Мы занимаем 7-е место по грамотности, 27-е - по математике, 22-е - по науке, 49-е - по продолжительности жизни, 178-е - по младенческой смертности, 3-е - по медианному доходу домохозяйств, 4-е - по рабочей силе и 4-е - по экспорту. Мы лидируем в мире только в трех категориях - по количеству заключенных на душу населения, по количеству взрослых, которые верят, что ангелы существуют, и по расходам на оборону, где мы тратим больше, чем следующие 26 стран вместе взятые... Так что когда вы спрашиваете, что делает нас величайшей страной в мире, я не знаю, о чем вы, мать вашу, говорите..... Раньше мы точно были... Мы вели войны с бедностью, а не с бедными людьми. Мы не били себя по карману. Мы строили великие вещи, добивались нечестивых технологических успехов, исследовали вселенную, лечили болезни, выращивали величайших в мире художников и величайшую в мире экономику. Мы тянулись к звездам, вели себя как люди... Мы смогли стать всем этим и сделать все это, потому что нас информировали великие люди... Первый шаг в решении любой проблемы - признать, что она есть, - Америка больше не величайшая страна в мире.


"Мы", конечно, представляет элитных профессиональных белых мужчин, которые "действуют как мужчины", информированные "великими людьми". Когда патриархальная цепь приличий, опыта и социального контроля разорвана, Америка осталась с пустотой своих шестидесятилетних хвастливых прав. Либералы тоже ностальгируют по истинам (белых мужчин) эпохи Эйзенхауэра. Второе, более трезвое, мнение высказывает Фарид Закария в своей элегантной книге "Пост-американский мир":

Самое высокое здание в мире теперь находится в Дубае. Самый богатый человек в мире - мексиканец, а крупнейшая публично торгуемая корпорация - китайская. Самый большой в мире самолет построен в России и на Украине, ведущий нефтеперерабатывающий завод - в Индии, а крупнейшие заводы - в Китае. По многим показателям Гонконг теперь соперничает с Лондоном и Нью-Йорком в качестве ведущего финансового центра, а Объединенные Арабские Эмираты являются домом для самого богатого инвестиционного фонда. Некогда квинтэссенциальные американские иконы были присвоены иностранцами.... крупнейшей киноиндустрией, как по количеству снятых фильмов, так и по количеству проданных билетов, является Болливуд, а не Голливуд.... из десяти лучших торговых центров в мире только один находится в США; самый большой в мире находится в Дунгуане, Китай. Такие списки произвольны, но поразительно, что двадцать лет назад Америка занимала первые места во многих, если не в большинстве, категорий.

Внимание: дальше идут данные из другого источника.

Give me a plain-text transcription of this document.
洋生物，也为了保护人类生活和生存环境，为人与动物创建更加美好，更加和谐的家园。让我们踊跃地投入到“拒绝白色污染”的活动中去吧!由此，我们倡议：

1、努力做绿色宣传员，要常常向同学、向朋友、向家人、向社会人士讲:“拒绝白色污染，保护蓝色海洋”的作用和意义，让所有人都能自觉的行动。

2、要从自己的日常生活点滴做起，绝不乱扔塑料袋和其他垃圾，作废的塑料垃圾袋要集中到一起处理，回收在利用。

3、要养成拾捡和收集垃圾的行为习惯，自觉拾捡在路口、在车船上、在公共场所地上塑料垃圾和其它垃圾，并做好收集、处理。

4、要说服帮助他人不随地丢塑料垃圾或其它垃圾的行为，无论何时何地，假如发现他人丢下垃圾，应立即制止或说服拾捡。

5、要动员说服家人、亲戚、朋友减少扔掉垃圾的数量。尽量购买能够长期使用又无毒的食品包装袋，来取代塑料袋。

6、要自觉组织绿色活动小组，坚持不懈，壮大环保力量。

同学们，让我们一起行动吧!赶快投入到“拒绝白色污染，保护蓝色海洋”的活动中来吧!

Даже в области культуры, досуга и развлечений, не говоря уже о финансах и промышленности, Америка сейчас отстает, а не лидирует.

Эти заявления представляют собой то, что я бы назвал основным течением упадка технократического левого центра, но в последние годы также наблюдается волна правого прагматизма. Эти два течения сходятся в том, что у США, несмотря на плохую политику или застойную культуру, на самом деле хорошие базовые экономические показатели. Двумя хорошими примерами мелиоративного мышления являются книги Хаббарда и Кейна "Баланс: Экономика великих держав от Древнего Рима до современной Америки" (2013) и "Почему нации терпят неудачу" Асемоглу и Робинсона (2012). Оба предлагают убедительные статистические и эконометрические данные о том, что США находятся в относительном упадке. Обе книги утверждают необходимость институциональных и политических решений (более инклюзивных, чем экстрактивные, более двухпартийных, чем тупиковые) для возобновления долгосрочного роста и укрепления американской мощи.

В мейнстриме деклинизма по-прежнему мучает фундаментальный вопрос: Когда произошел - или произойдет - упадок? Вы можете прочитать пятьдесят, шестьдесят или семьдесят книг, опубликованных за последние двадцать лет, и не найти четкого ответа. Как правило, сторонники упадка хотят то встревожить, то успокоить читателей, что приводит к настоящей путанице в хронологии наступления сумерек США. Являются ли они вечным повторением или внезапным кризисом? Это определяющее противоречие - хронический упадок и острый спад - скрывает менее сенсационную правду: пятидесятилетний цикл относительных экономических потерь. Пятьдесят лет - слишком большой срок, чтобы поддерживать кризисный менталитет в состоянии красной тревоги. Но поскольку он необъясним и постоянно надвигается, угроза "уменьшения Америки" оправдывает политику, основанную на дефиците и жесткой экономии. Растягивая аудиторию между ложной тревогой и ложной надеждой, деклинизм продает заблуждение: идею, что Америка может оставаться на вершине глобальной системы неограниченно долго. Но, как поняли британские правящие классы после 1900 года, историю вспять не повернуть. Номер один всегда когда-нибудь станет номером два. Постоянной гегемонии не существует, есть только иллюзия постоянства (Хатчинс).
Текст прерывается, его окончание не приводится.